Daniel "Danny" Ocean è il protagonista di Colpo Grosso (1960), del suo recente remake Ocean's Eleven - Fate il vostro gioco (2001), e dei due sequel Ocean's Twelve (2004) e Ocean's Thirteen (2007). Danny aveva in origine il volto angelico di Frank Sinatra, nelle versioni recenti ha quello fascinoso di George Clooney, affiancato nelle sue avventure da “Rusty”, un incallito giocatore di poker che ha il sorriso acchiappafemmine di Brad Pitt. La storia è nota: un gruppo di impostori buoni guidati da George Clooney e Brad Pitt tenta un colpo grosso ai danni di tre casinò di Las Vegas, il Bellagio, il Mirage e l'MGM Grand, tutti appartenenti al milionario Terry Benedict, il cattivo della storia. Anche la vita è un “colpo grosso” che esige, di volta in volta, l’intelligenza, la furbizia, l’abilità e quella speciale qualità che hanno i giocatori come “Danny” e “Rusty”: il gusto per il gioco mischiato a un sano appetito per la vita, come in un cocktail shakerato.

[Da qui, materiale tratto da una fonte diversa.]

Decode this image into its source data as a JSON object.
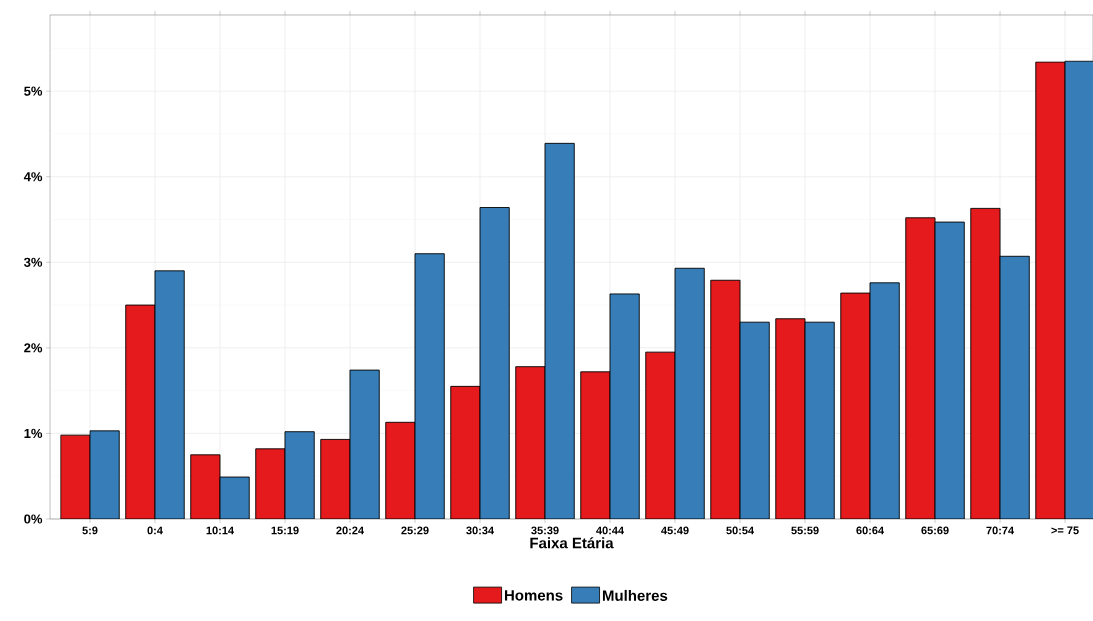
{
  "chart_data": {
    "type": "bar",
    "xlabel": "Faixa Etária",
    "categories": [
      "5:9",
      "0:4",
      "10:14",
      "15:19",
      "20:24",
      "25:29",
      "30:34",
      "35:39",
      "40:44",
      "45:49",
      "50:54",
      "55:59",
      "60:64",
      "65:69",
      "70:74",
      ">= 75"
    ],
    "series": [
      {
        "name": "Homens",
        "color": "#e41a1c",
        "values": [
          0.98,
          2.5,
          0.75,
          0.82,
          0.93,
          1.13,
          1.55,
          1.78,
          1.72,
          1.95,
          2.79,
          2.34,
          2.64,
          3.52,
          3.63,
          5.34
        ]
      },
      {
        "name": "Mulheres",
        "color": "#377eb8",
        "values": [
          1.03,
          2.9,
          0.49,
          1.02,
          1.74,
          3.1,
          3.64,
          4.39,
          2.63,
          2.93,
          2.3,
          2.3,
          2.76,
          3.47,
          3.07,
          5.35
        ]
      }
    ],
    "ylim": [
      0,
      5.89
    ],
    "yticks": [
      {
        "value": 0,
        "label": "0%"
      },
      {
        "value": 0.5,
        "label": null
      },
      {
        "value": 1,
        "label": "1%"
      },
      {
        "value": 1.5,
        "label": null
      },
      {
        "value": 2,
        "label": "2%"
      },
      {
        "value": 2.5,
        "label": null
      },
      {
        "value": 3,
        "label": "3%"
      },
      {
        "value": 3.5,
        "label": null
      },
      {
        "value": 4,
        "label": "4%"
      },
      {
        "value": 4.5,
        "label": null
      },
      {
        "value": 5,
        "label": "5%"
      },
      {
        "value": 5.5,
        "label": null
      }
    ],
    "grid": true,
    "legend": "bottom"
  }
}
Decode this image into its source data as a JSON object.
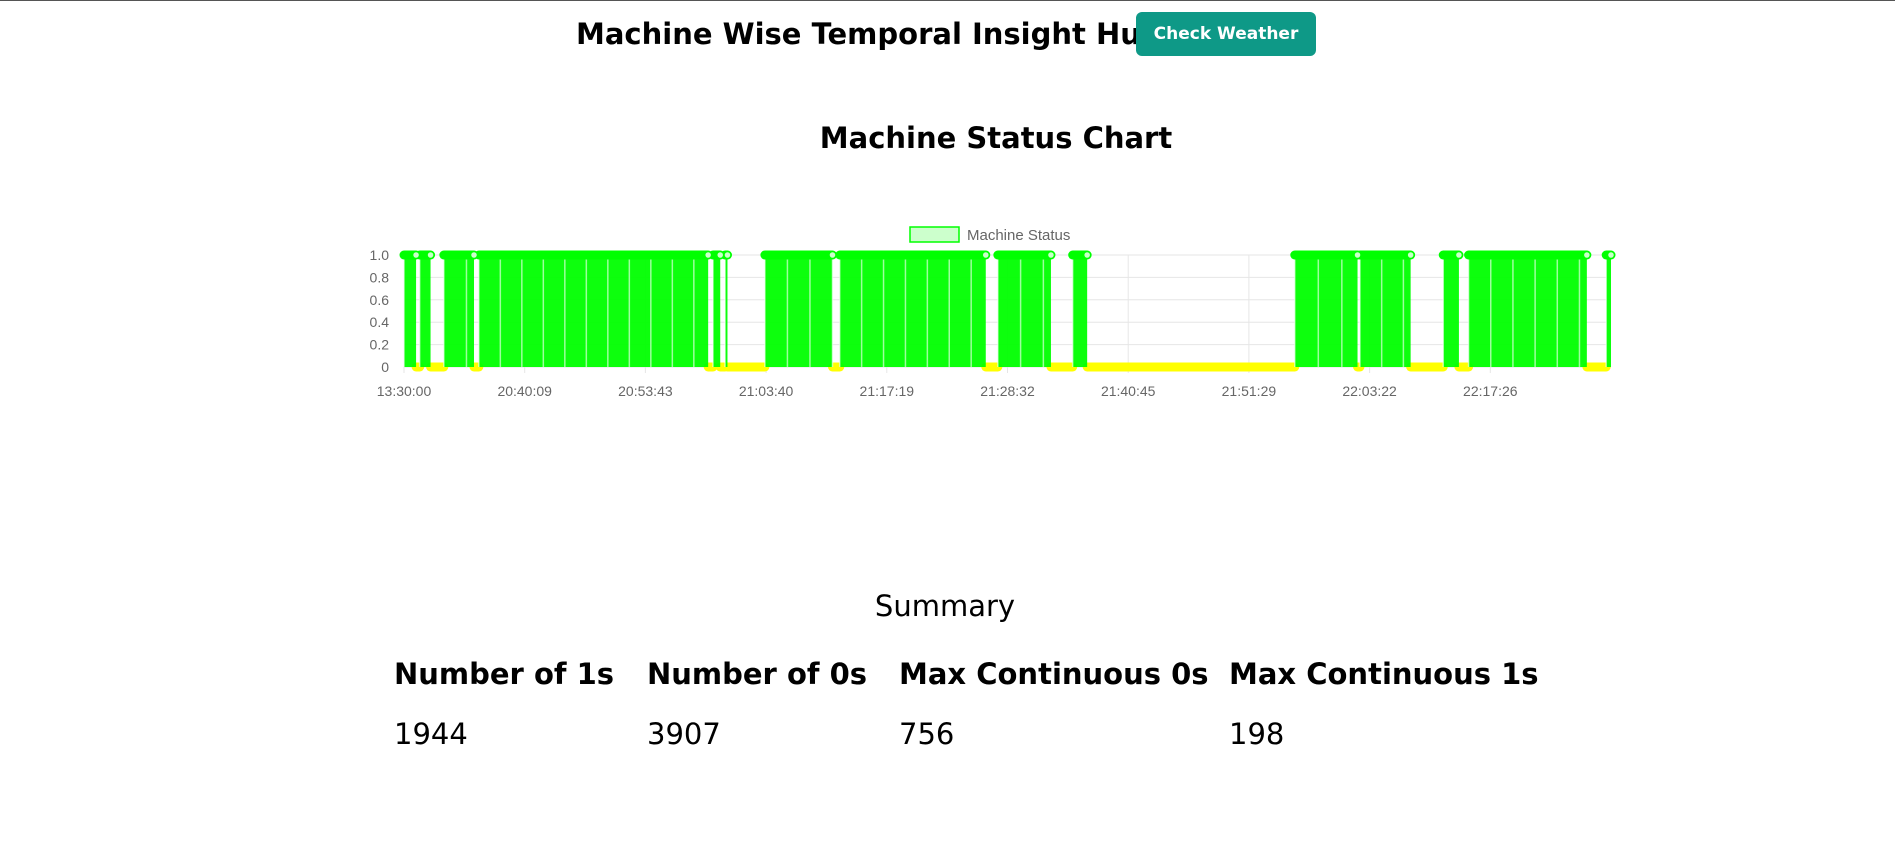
{
  "header": {
    "title": "Machine Wise Temporal Insight Hub",
    "weather_button": "Check Weather"
  },
  "chart_section": {
    "title": "Machine Status Chart"
  },
  "chart_data": {
    "type": "line",
    "legend": {
      "entries": [
        "Machine Status"
      ],
      "placement": "top-center"
    },
    "y_ticks": [
      "0",
      "0.2",
      "0.4",
      "0.6",
      "0.8",
      "1.0"
    ],
    "ylim": [
      0,
      1
    ],
    "x_ticks": [
      "13:30:00",
      "20:40:09",
      "20:53:43",
      "21:03:40",
      "21:17:19",
      "21:28:32",
      "21:40:45",
      "21:51:29",
      "22:03:22",
      "22:17:26"
    ],
    "grid": true,
    "colors": {
      "on": "#00ff00",
      "off": "#ffff00",
      "grid": "#e6e6e6",
      "axis_text": "#666666"
    },
    "status_segments": [
      {
        "from": 0.0,
        "to": 0.01,
        "value": 1
      },
      {
        "from": 0.01,
        "to": 0.013,
        "value": 0
      },
      {
        "from": 0.013,
        "to": 0.022,
        "value": 1
      },
      {
        "from": 0.022,
        "to": 0.033,
        "value": 0
      },
      {
        "from": 0.033,
        "to": 0.058,
        "value": 1
      },
      {
        "from": 0.058,
        "to": 0.062,
        "value": 0
      },
      {
        "from": 0.062,
        "to": 0.252,
        "value": 1
      },
      {
        "from": 0.252,
        "to": 0.256,
        "value": 0
      },
      {
        "from": 0.256,
        "to": 0.262,
        "value": 1
      },
      {
        "from": 0.262,
        "to": 0.266,
        "value": 0
      },
      {
        "from": 0.266,
        "to": 0.268,
        "value": 1
      },
      {
        "from": 0.268,
        "to": 0.299,
        "value": 0
      },
      {
        "from": 0.299,
        "to": 0.355,
        "value": 1
      },
      {
        "from": 0.355,
        "to": 0.361,
        "value": 0
      },
      {
        "from": 0.361,
        "to": 0.482,
        "value": 1
      },
      {
        "from": 0.482,
        "to": 0.492,
        "value": 0
      },
      {
        "from": 0.492,
        "to": 0.536,
        "value": 1
      },
      {
        "from": 0.536,
        "to": 0.554,
        "value": 0
      },
      {
        "from": 0.554,
        "to": 0.566,
        "value": 1
      },
      {
        "from": 0.566,
        "to": 0.61,
        "value": 0
      },
      {
        "from": 0.61,
        "to": 0.738,
        "value": 0
      },
      {
        "from": 0.738,
        "to": 0.79,
        "value": 1
      },
      {
        "from": 0.79,
        "to": 0.792,
        "value": 0
      },
      {
        "from": 0.792,
        "to": 0.834,
        "value": 1
      },
      {
        "from": 0.834,
        "to": 0.861,
        "value": 0
      },
      {
        "from": 0.861,
        "to": 0.874,
        "value": 1
      },
      {
        "from": 0.874,
        "to": 0.882,
        "value": 0
      },
      {
        "from": 0.882,
        "to": 0.98,
        "value": 1
      },
      {
        "from": 0.98,
        "to": 0.996,
        "value": 0
      },
      {
        "from": 0.996,
        "to": 1.0,
        "value": 1
      }
    ]
  },
  "summary": {
    "heading": "Summary",
    "stats": [
      {
        "label": "Number of 1s",
        "value": "1944"
      },
      {
        "label": "Number of 0s",
        "value": "3907"
      },
      {
        "label": "Max Continuous 0s",
        "value": "756"
      },
      {
        "label": "Max Continuous 1s",
        "value": "198"
      }
    ]
  }
}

L'Asso italiano e l'azzardo come metafora della vita
“Tra poco avrai freddo”. “Perché?”. “Ti lascerò in mutande”. Inizia così, con una raffica di battute memorabili, un’altra divertente scena di poker: Asso, alias Adriano Celentano, è un incallito giocatore – ancora un irresistibile donnaiolo! – che si accinge a sfidare il Marsigliese, nella "Partita a carte del secolo". Nel film omonimo del 1981, diretto dal duo Castellano & Pipolo, Asso stravince, viene ucciso e si riprende la rivincita come fantasma. Sì, perché chi sa giocare gioca anche con la morte. Senza paura.

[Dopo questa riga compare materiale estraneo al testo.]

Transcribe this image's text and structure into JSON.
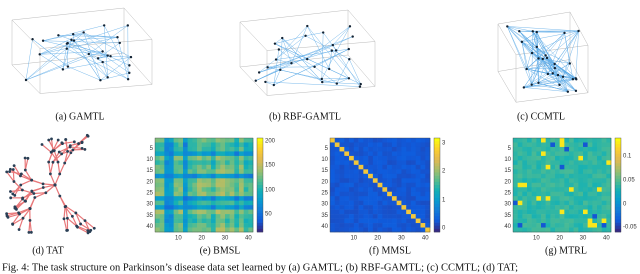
{
  "panels": [
    {
      "caption": "(a) GAMTL"
    },
    {
      "caption": "(b) RBF-GAMTL"
    },
    {
      "caption": "(c) CCMTL"
    },
    {
      "caption": "(d) TAT"
    },
    {
      "caption": "(e) BMSL",
      "yticks": [
        5,
        10,
        15,
        20,
        25,
        30,
        35,
        40
      ],
      "xticks": [
        10,
        20,
        30,
        40
      ],
      "colorbar_ticks": [
        200,
        150,
        100,
        50
      ]
    },
    {
      "caption": "(f) MMSL",
      "yticks": [
        5,
        10,
        15,
        20,
        25,
        30,
        35,
        40
      ],
      "xticks": [
        10,
        20,
        30,
        40
      ],
      "colorbar_ticks": [
        3,
        2,
        1,
        0
      ]
    },
    {
      "caption": "(g) MTRL",
      "yticks": [
        5,
        10,
        15,
        20,
        25,
        30,
        35,
        40
      ],
      "xticks": [
        10,
        20,
        30,
        40
      ],
      "colorbar_ticks": [
        0.1,
        0.05,
        0,
        -0.05
      ]
    }
  ],
  "figure_caption": "Fig. 4: The task structure on Parkinson’s disease data set learned by (a) GAMTL; (b) RBF-GAMTL; (c) CCMTL; (d) TAT;"
}
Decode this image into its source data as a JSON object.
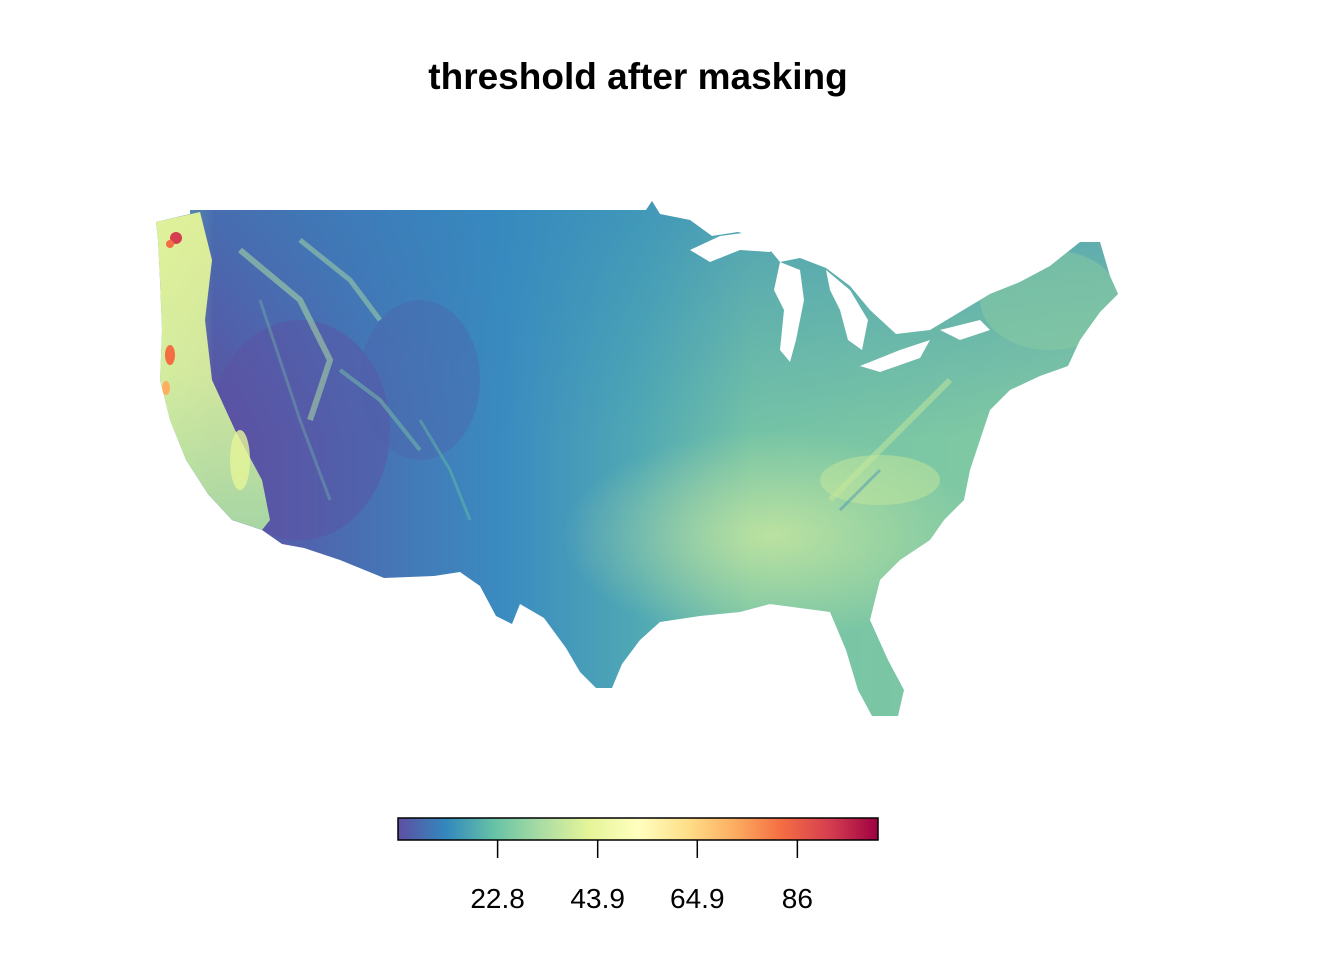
{
  "title": "threshold after masking",
  "map": {
    "region": "contiguous United States",
    "palette": "Spectral (reversed)",
    "palette_stops": [
      "#5E4FA2",
      "#3288BD",
      "#66C2A5",
      "#ABDDA4",
      "#E6F598",
      "#FFFFBF",
      "#FEE08B",
      "#FDAE61",
      "#F46D43",
      "#D53E4F",
      "#9E0142"
    ]
  },
  "legend": {
    "orientation": "horizontal",
    "min": 1.8,
    "max": 103.0,
    "ticks": [
      {
        "value": 22.8,
        "label": "22.8"
      },
      {
        "value": 43.9,
        "label": "43.9"
      },
      {
        "value": 64.9,
        "label": "64.9"
      },
      {
        "value": 86,
        "label": "86"
      }
    ]
  }
}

Quello del gioco è davvero uno dei temi preferiti dal cinema perché è una potente metafora della vita. Meno divertente, certo, ma bellissimo per le luci scintillanti e le ombre crudeli con cui dipinge i suoi giocatori protagonisti è il film di Martin Scorsese Casinò (1995): la vita è un gioco in cui si ride e si piange, si urla e, a volte, si può perdere tutto. Anche se stessi, come accade a Ginger, curve e volto di Sharon Stone (Golden Globe per l’occasione).

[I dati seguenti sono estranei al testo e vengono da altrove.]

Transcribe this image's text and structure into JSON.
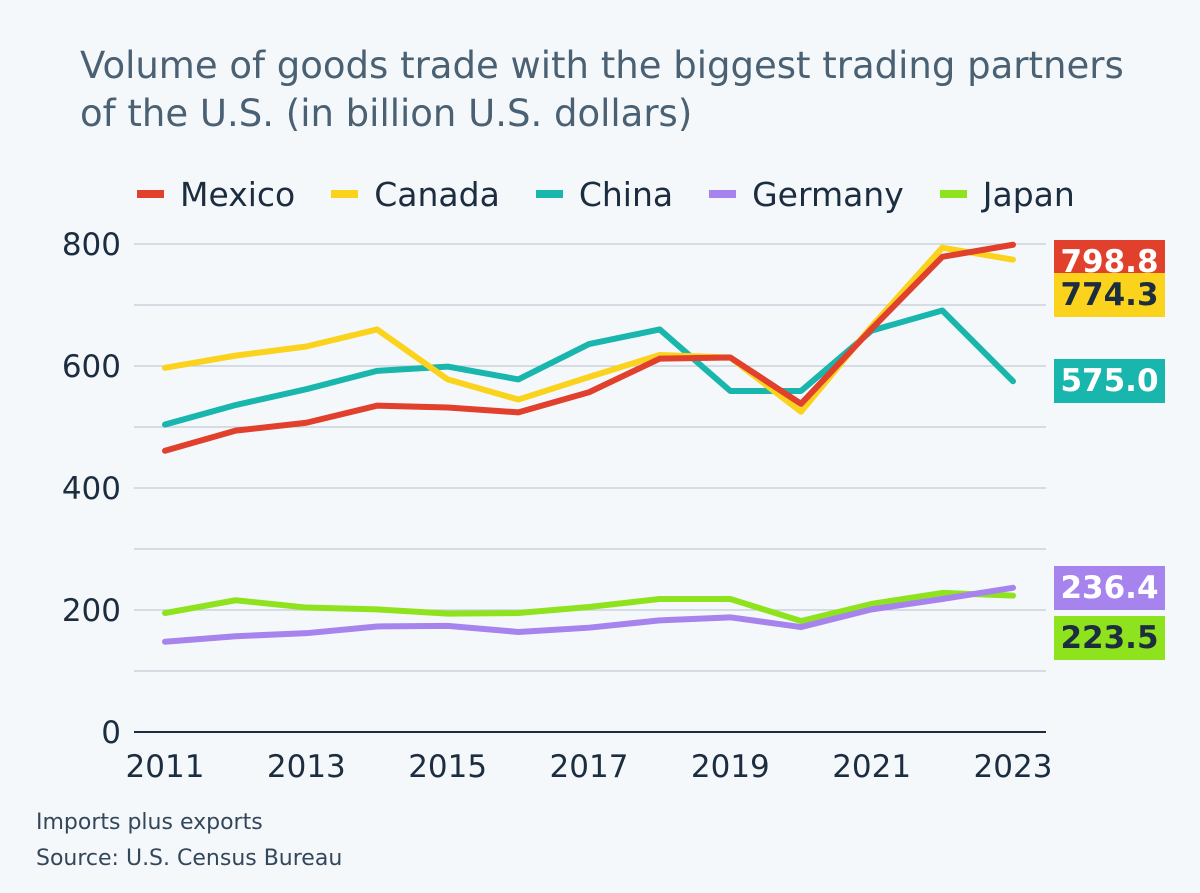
{
  "title": "Volume of goods trade with the biggest trading partners of the U.S. (in billion U.S. dollars)",
  "footnotes": {
    "note": "Imports plus exports",
    "source": "Source: U.S. Census Bureau"
  },
  "chart_data": {
    "type": "line",
    "title": "Volume of goods trade with the biggest trading partners of the U.S. (in billion U.S. dollars)",
    "xlabel": "",
    "ylabel": "",
    "x": [
      2011,
      2012,
      2013,
      2014,
      2015,
      2016,
      2017,
      2018,
      2019,
      2020,
      2021,
      2022,
      2023
    ],
    "x_tick_labels": [
      "2011",
      "2013",
      "2015",
      "2017",
      "2019",
      "2021",
      "2023"
    ],
    "ylim": [
      0,
      800
    ],
    "y_tick_labels": [
      "0",
      "200",
      "400",
      "600",
      "800"
    ],
    "grid": true,
    "legend_position": "top",
    "series": [
      {
        "name": "Mexico",
        "color": "#e0402c",
        "values": [
          461,
          494,
          507,
          535,
          532,
          524,
          557,
          612,
          614,
          538,
          661,
          779,
          798.8
        ],
        "end_label": "798.8",
        "label_text_color": "#ffffff"
      },
      {
        "name": "Canada",
        "color": "#fbd21c",
        "values": [
          597,
          617,
          632,
          660,
          578,
          545,
          582,
          618,
          614,
          525,
          665,
          794,
          774.3
        ],
        "end_label": "774.3",
        "label_text_color": "#1c2d40"
      },
      {
        "name": "China",
        "color": "#19b6ad",
        "values": [
          504,
          536,
          562,
          592,
          599,
          578,
          636,
          660,
          559,
          559,
          658,
          691,
          575.0
        ],
        "end_label": "575.0",
        "label_text_color": "#ffffff"
      },
      {
        "name": "Germany",
        "color": "#a784ed",
        "values": [
          148,
          157,
          162,
          173,
          174,
          164,
          171,
          183,
          188,
          172,
          201,
          218,
          236.4
        ],
        "end_label": "236.4",
        "label_text_color": "#ffffff"
      },
      {
        "name": "Japan",
        "color": "#8fe31e",
        "values": [
          195,
          216,
          204,
          201,
          194,
          195,
          205,
          218,
          218,
          182,
          210,
          228,
          223.5
        ],
        "end_label": "223.5",
        "label_text_color": "#1c2d40"
      }
    ]
  }
}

Il padre letterario di tutti i giocatori
Se pensate che il gioco sia solo un tema cinematografico, e quello del “giocatore” un cliché hollywoodiano, spargetevi la cenere sul capo e chiedete scusa. Il romanzo più bello sul gioco l’ha scritto un giocatore, ma non uno qualunque: l’ha scritto uno dei più potenti e ispirati romanzieri dell’Ottocento. Si chiamava Fiodor Dostoevskij, era russo ed era un vero giocatore d’azzardo, oltre che uno studioso delle pieghe nascoste dell’animo umano. Nel 1866 scrisse (a dire il vero dettò) un capolavoro in soli 28 giorni per pagarsi gli onerosi debiti di gioco. Il giocatore: così intitolò il suo romanzo, un libro dove la vita e il gioco, la verità e la finzione s’intrecciano in un vortice da capogiro.